Global Information Security Analyst (Remote)

Job Details

What you will do

Global Information Security Analyst is a position reporting into the Manager, Security Engineering - Global Information Security with responsibility of administration, maintenance, development and implementation of the GIS organization security tools.

You will be a passionate information security professional with the ability to communicate to different business and IT leaders. You will demonstrate drive, intelligence, maturity, and energy and will be a proven security analyst. In addition you will:

• Independently implement and support security platforms: Security Orchestration Automation & Response (SOAR), Security Information Event Management (SIEM), Vulnerability Management
• Perform continuous optimization, tuning and monitoring of platforms
• Perform integration of platforms into SIEM, SOAR and/or APIs
• Participate in the design and maintenance of security playbooks
• Troubleshoot issues affecting internal customers of supported platforms
• Maintain on-prem and cloud logging infrastructure, including heavy forwarders and cloud services dedicated to logging to ensure reliability
• Coordinate with IT teams, threat detection teams, and analyst teams to ensure that logging architecture and log feeds are reliably providing quality data to support detection and investigation activities
• Assists in the development and implementation of internal security projects including writing documentation, providing input, and initial installation and configuration
• Work with Threat Detection team to identify log sources that could be used for detection and enrichment
• Continually improve the organization's security posture through lifecycle management, upgrades, implementation of new features, systems, and processes that are owned by or relate to information security.

This role offers flexibility in working from home even after pandemic.

How you will do it

Manage SIEM Capabilities (Splunk Enterprise Security)

• Ensure platform is maintained on supportable baselines
• Daily monitoring of the SIEM, log parsing and log onboarding, Application integration, APIs, and overall management of the platform
• Strong analytical and operational background in a diverse variety of big data log sources

Automation Capabilities (SOAR)

• Document security workflows, optimize for automation, recreate in automation tool, and customize code as necessary
• Provide feedback into the security logging and automation platform and processes to decrease threat time to detection and increase Security Operations team efficiency
• Build and test custom and out-of-the-box SOAR integrations using APIs
• Contribute to a DevOps practice for incrementally building and releasing automations to increase SOC productivity

Integration Capabilities

• Develop scripts to retrieve system information, perform actions or deploy packages for Linux, Windows, and Mac systems. Powershell, VBscript, Linux Bash, Python skills required
• Support platforms and their respective clients, globally
• Use APIs to create integrations to enable data enrichment and incorporation of threat intelligence sources

What we look for
Required

• Minimum 8 years of information security related and information technology logging analytics experience with a proven history of helping organizations ingest, parse, and make sense of varied, large sets of information.
• Experience with Security Incident and Event Management (SIEM) Endpoint Detection and Response (EDR), and Security Workflow Automation tools.
• Knowledge of Splunk Cloud architecture including using Heavy Forwarders, Deployment Servers, and Splunk Agents.
• Strong analytical and operational background in a diverse variety of big data log sources
• Experience in performing DevOps under an agile model
• Where legally permissible, if hired, candidate is required to be fully vaccinated against Covid-19 no later than his/her start date, unless candidate has a valid medical condition or sincerely held religious belief precluding he/she from receiving the vaccine.

Preferred

• A minimum Bachelor's degree in computer engineering, computer security or computer science discipline or a combination of education and experience as determined by Johnson Controls.
• Strong scripting skills in multiple languages including Python, PowerShell, Bash, XML, SPL, and Json.

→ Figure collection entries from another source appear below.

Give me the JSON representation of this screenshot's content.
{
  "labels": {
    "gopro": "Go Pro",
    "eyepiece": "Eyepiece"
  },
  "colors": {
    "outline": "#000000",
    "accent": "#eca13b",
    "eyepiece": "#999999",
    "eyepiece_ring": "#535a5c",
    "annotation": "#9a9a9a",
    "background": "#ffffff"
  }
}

Desired Certifications (but not required):

• Certified Information Systems Security Professional (CISSP)
• Certified Information Security Manager (CISM)
• Certified Information Systems Auditor (CISA)
• Certified Ethical Hacker (CEH)
• Cisco Certified Network Associate Security (CCNA Security)
• Cisco Certified Network Associate (CCNA)
• Cisco Certified Network Professional Security (CCNP Security)
• Cisco Certified Network Professional (CCNP)
• Server Platform Certifications (Microsoft, Linux)
• CompTIA Security+

Johnson Controls International plc. is an equal employment opportunity and affirmative action employer and all qualified applicants will receive consideration for employment without regard to race, color, religion, sex, national origin, age, protected veteran status, genetic information, sexual orientation, gender identity, status as a qualified individual with a disability or any other characteristic protected by law. To view more information about your equal opportunity and non-discrimination rights as a candidate, visit EEO is the Law. If you are an individual with a disability and you require an accommodation during the application process, please visit here.